Jose Mourinho has experimented with playing both Karim Benzema and Gonzalo Higuain in the starting XI, with both rotating in and out of the striker's role and with varying effects. But against Bayern, a solitary striker in Karim Benzema with Cristiano Ronaldo and the returning Angel Di Maria on either flank and Kaka replacing Mesut Ozil should bring the most rewards.
Kaka has shown his worth in the last round against Apoel but was again unable to find a starting place against Valencia. Madrid's problem in recent games has been a combination of failure to unlock defences and convert chances.
Kaka's introduction will add another dimension to the attack, one which could prove vital.
Again, with the pace of the front four and the ability of Ronaldo and Di Maria in wide areas, it will be down to Xabi Alonso to provide from the quarterback role for the team. This Bayern Munich side are weak in defence, and utilising Madrid's counterattacking ability will bring goals.

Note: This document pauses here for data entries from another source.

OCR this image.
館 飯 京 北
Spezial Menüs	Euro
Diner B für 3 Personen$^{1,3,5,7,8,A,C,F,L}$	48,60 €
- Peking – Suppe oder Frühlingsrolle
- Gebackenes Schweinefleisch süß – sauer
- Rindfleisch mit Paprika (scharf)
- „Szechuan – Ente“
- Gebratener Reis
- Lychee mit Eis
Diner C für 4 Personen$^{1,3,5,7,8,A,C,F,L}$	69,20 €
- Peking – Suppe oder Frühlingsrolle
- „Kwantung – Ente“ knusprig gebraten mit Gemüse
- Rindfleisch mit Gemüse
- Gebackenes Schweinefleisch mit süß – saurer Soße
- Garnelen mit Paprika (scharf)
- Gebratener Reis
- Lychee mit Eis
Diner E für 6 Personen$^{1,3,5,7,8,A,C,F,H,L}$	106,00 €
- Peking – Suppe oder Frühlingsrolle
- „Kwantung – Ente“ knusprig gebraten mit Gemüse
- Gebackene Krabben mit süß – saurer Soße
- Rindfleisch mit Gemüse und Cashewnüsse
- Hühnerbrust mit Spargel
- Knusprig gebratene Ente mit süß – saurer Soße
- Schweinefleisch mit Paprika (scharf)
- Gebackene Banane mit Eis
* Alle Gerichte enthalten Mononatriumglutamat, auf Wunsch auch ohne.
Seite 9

It has been well-documented in recent weeks just how important and significant this tie is. Even before Madrid entertain the prospect of a Clasico in the final, there was always going to be a threat from Germany's biggest club.
A timeless classic of a tie awaits, and Jose Mourinho will need to make his lineup and tactics absolutely perfect if Real Madrid are going to come out unscathed.
Real Madrid may have the most powerful squad in Europe and one of their best in the history of the club, but they have yet to face a team of Bayern Munich's calibre and quality in the competition.